A participação popular na saúde sofre de uma doença congênita chamada cidadania. Essa concepção, segundo Welmowicki, qualifica o indivíduo como cidadão, sem uma clivagem de classe, a partir de supostos interesses comuns a todos os homens na melhoria social, e que poderia uma vez assumidos pela sociedade, superar a desigualdade entre as classes sociais. Isto leva o cidadão a participar dos espaços institucionais, acreditando na neutralidade do Estado, e que este está ali para defender interesses da sociedade, como todos os cidadãos ali presentes.
Essa conjuntura levou o controle social do SUS a grandes derrotas no último período. Como exemplo, temos a luta histórica pela regulamentação do financiamento na aprovação da EC29 (sempre modificada e barrada aos interesses econômicos do Estado burguês vigente), a reprovação da implantação de Fundações Estatais de Direito Privado e suas derivações pelo Conselho Nacional de Saúde (órgão máximo do Controle Social) e no dia seguinte o Ministério da Saúde disse que iria implementá-las de qualquer forma dizendo ser um benefício ao SUS. Esses fatos nos mostram que estes conselhos passam a ser instancias homólogas de decisão do gestor (aprovando pacotes ministeriais que devem ser implementados), sendo impedidos de proporem formas de alteração de poder na relação entre sociedade e estado, além do mais, levam militantes e movimentos sociais a se incorporar no sistema e na política de negociação, deixando de lutar por questões fundamentais.
Esse histórico e suas lutas e derrotas atuais nos levam a algumas questões. Poderá o controle social potencializar e impulsionar a implementação de fato do SUS dentro da sociedade capitalista?
Existe possibilidade de movimentos populares em saúde não institucionalizados existirem hoje? Pela convergência de diversos militantes de saúde para estes espaços, pode tornar-se importante uma disputa ideológica/política de ataque ao Estado e luta por reivindicações junto a estes setores de vanguarda do movimento? Por qual SUS que lutam os militantes de saúde hoje?
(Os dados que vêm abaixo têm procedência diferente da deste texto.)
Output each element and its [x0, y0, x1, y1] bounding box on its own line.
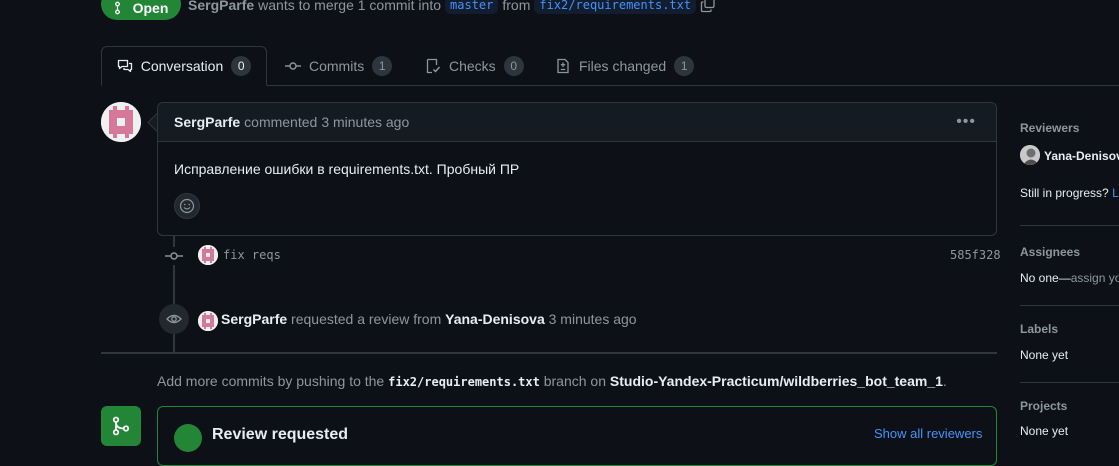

Busca-se nesse texto disparar esta discussão e buscar caminhos para a luta revolucionária dentro do setor saúde junto à vanguarda da militância em saúde, entendendo que o que está em jogo nos conselhos é o combate a desigualdade econômica, em última instância, e não apenas a formulação de medidas sociais paliativas, mesmo estas, segundo Marx, só se realizarão mediante a “constante pressão dos operários agindo por fora” através de uma “ação política geral”, somente assim poderemos mudar de fato as condições de saúde da classe trabalhadora. Tendo a clareza de que estes espaços não são verdadeiros organismos de poder da classe trabalhadora e sendo espaços de cooptação de dirigentes do movimento sindical e popular, acredita-se que conselhos populares realmente deliberativos somente com a presença de trabalhadores, sem patrões ou gestão, ou seja, sob o controle dos trabalhadores, que teremos a possibilidade de uma saúde estatal e de qualidade, baseada na demanda da população.
Este texto busca iniciar e colaborar com a discussão sobre instâncias de participação popular no SUS, expressando o posicionamento do autor.